Dann kam das von mir am meisten ersehnte Aufstellen des Halterpferdes. Marko Dumeier führte uns mit einem jungen Pferd vor, wie schnell selbst der Youngster einige wenige Befehle begreifen und folgen lernt. Das erste und wichtigste Kommando war wie in jeder anderen Disziplin auch das „Whoa“.
Zum Aufstellen fixiert man einen Hinterhuf, danach bringt man in kleinen Schritten den nächsten Hinterhuf durch minimales Vorwärts- bzw. Rückwärtsrichten in eine schöne, parallele Position, die im Idealfall einen Huf breit Zwischenraum lässt. Die Breite des Standes bei den Hinterbeinen kann man mit dem Hals verändern.
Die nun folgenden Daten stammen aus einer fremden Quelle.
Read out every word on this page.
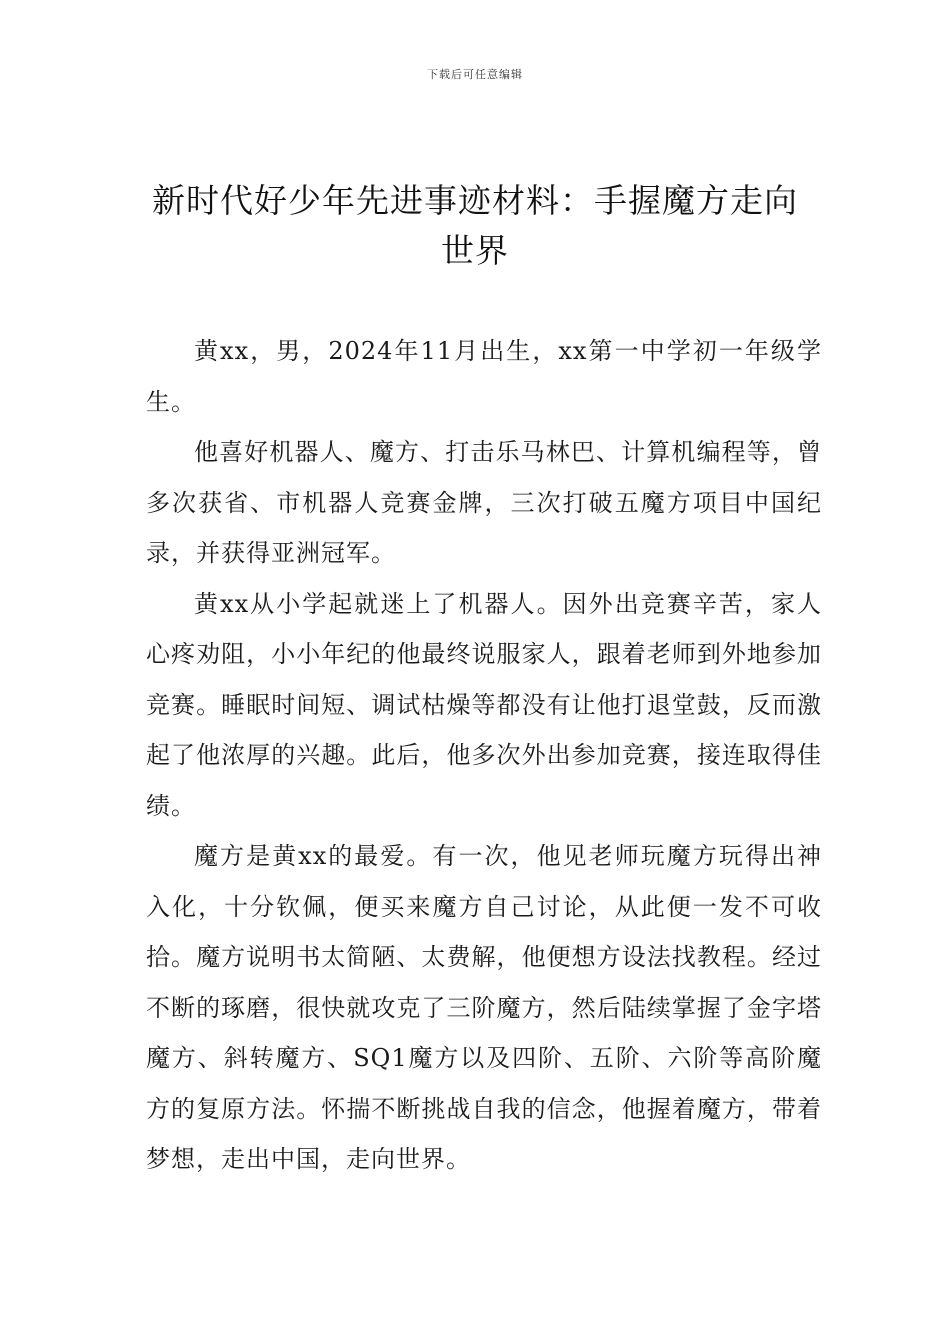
下载后可任意编辑
新时代好少年先进事迹材料：手握魔方走向世界

黄xx，男，2024年11月出生，xx第一中学初一年级学生。

他喜好机器人、魔方、打击乐马林巴、计算机编程等，曾多次获省、市机器人竞赛金牌，三次打破五魔方项目中国纪录，并获得亚洲冠军。

黄xx从小学起就迷上了机器人。因外出竞赛辛苦，家人心疼劝阻，小小年纪的他最终说服家人，跟着老师到外地参加竞赛。睡眠时间短、调试枯燥等都没有让他打退堂鼓，反而激起了他浓厚的兴趣。此后，他多次外出参加竞赛，接连取得佳绩。

魔方是黄xx的最爱。有一次，他见老师玩魔方玩得出神入化，十分钦佩，便买来魔方自己讨论，从此便一发不可收拾。魔方说明书太简陋、太费解，他便想方设法找教程。经过不断的琢磨，很快就攻克了三阶魔方，然后陆续掌握了金字塔魔方、斜转魔方、SQ1魔方以及四阶、五阶、六阶等高阶魔方的复原方法。怀揣不断挑战自我的信念，他握着魔方，带着梦想，走出中国，走向世界。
Bei den Vorderbeinen korrigiert man den Stand durch Anpacken des Widerrists und Begrenzung der Schrittgröße durch den eigenen Fuß, bzw. durch Antippen an die Schulter, um die Beine enger zusammenzustellen.
Hier braucht es vor allem Geduld! Dass dieses Konzept bei allen Pferden funktionierte, zeigte sich an der Tatsache, dass mehrere große und kleine Pferde und Ponys in der Weise von Marko Dumeier manierlich aufgestellt werden konnten.
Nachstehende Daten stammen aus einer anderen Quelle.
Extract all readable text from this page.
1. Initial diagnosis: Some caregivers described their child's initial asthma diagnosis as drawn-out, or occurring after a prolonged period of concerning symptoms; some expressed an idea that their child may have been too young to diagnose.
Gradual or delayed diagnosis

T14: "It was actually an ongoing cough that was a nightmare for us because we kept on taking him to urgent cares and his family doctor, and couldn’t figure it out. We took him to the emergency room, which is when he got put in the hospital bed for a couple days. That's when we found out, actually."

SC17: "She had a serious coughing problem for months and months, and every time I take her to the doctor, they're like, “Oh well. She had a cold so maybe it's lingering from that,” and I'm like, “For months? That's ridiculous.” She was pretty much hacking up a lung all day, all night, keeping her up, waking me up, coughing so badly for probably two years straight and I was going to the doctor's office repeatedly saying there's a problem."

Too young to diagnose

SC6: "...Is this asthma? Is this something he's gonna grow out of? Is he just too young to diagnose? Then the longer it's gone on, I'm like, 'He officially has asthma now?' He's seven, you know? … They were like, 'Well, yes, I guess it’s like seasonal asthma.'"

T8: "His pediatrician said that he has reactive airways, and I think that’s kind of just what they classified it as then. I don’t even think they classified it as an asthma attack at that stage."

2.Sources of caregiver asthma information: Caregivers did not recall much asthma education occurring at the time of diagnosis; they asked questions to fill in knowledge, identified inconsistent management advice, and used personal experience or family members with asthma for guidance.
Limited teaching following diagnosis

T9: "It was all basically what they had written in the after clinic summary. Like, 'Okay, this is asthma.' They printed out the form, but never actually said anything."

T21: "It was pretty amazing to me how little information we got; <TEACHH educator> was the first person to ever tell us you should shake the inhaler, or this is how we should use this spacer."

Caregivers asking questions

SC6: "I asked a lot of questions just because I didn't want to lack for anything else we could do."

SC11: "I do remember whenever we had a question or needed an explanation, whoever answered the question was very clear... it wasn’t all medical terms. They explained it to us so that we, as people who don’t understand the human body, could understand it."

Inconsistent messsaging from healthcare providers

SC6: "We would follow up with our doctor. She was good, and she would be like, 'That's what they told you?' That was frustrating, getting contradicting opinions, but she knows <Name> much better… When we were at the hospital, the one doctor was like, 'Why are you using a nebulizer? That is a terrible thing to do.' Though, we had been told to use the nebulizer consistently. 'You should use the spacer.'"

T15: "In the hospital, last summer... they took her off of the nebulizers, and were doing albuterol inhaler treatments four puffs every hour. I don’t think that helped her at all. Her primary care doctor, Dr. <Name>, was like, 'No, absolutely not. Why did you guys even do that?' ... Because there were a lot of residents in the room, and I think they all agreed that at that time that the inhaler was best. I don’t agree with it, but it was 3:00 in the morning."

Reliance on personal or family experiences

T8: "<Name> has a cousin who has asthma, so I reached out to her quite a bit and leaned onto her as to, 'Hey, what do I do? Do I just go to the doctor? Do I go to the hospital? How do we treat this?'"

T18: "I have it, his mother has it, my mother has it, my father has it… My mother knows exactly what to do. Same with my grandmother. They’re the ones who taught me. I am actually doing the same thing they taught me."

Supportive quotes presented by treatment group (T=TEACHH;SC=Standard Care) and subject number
Er schulte durch gezielte Fragen und Beispiele das Auge der Kursteilnehmer und demonstrierte uns, inwiefern man durch geänderte Stellung der Beine, die Optik des Pferdes total verändern kann. Ob wir das allerdings zuhause hinkriegen, sei mal dahingestellt.
Im anschließenden Durchspielen einer Halterprüfung inklusiv Line-Up wurde vielen Kursteilnehmern die Angst vor der Prüfung genommen. Allein durch das Wissen um den Ablauf der Prüfung, lässt es den Vorsteller sicherer erscheinen. Ein langer Tag mit extrem vielen Tipps und Tricks nahm sein Ende - und natürlich habe ich hier nicht alles verraten. Am besten meldet Ihr Euch gleich beim nächsten Kurs an.
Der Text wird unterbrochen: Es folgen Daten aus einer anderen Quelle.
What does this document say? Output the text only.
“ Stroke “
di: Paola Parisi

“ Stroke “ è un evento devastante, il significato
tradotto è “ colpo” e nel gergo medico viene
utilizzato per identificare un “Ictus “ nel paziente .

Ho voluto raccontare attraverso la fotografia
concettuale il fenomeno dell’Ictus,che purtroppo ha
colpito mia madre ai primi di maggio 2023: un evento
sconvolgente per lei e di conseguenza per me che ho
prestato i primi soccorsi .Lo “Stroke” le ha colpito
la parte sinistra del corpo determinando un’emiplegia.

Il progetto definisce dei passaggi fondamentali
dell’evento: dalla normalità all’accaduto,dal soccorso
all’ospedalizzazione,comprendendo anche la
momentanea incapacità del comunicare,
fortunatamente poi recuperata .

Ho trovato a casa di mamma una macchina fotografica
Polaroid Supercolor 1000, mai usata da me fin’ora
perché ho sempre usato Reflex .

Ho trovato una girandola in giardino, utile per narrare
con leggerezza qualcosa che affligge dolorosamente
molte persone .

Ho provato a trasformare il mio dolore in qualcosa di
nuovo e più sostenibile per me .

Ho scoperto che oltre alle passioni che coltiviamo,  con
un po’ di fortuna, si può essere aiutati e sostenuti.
Mein Fazit: Haltern ist weitaus mehr als das bloße Vorstellen von dicken, glänzenden Pferden. Dahinter steckt jede Menge Arbeit, Know-How und Training. Was mir aber vor allem einleuchtet ist, dass Haltern ein gezieltes und sinnvolles Training für Jungpferde ist, um sie an Disziplin und an spätere Showbedingungen zu gewöhnen, eine Grundlage für alle zukünftigen Herausforderungen – auch für Reiner und Pleasure Pferde.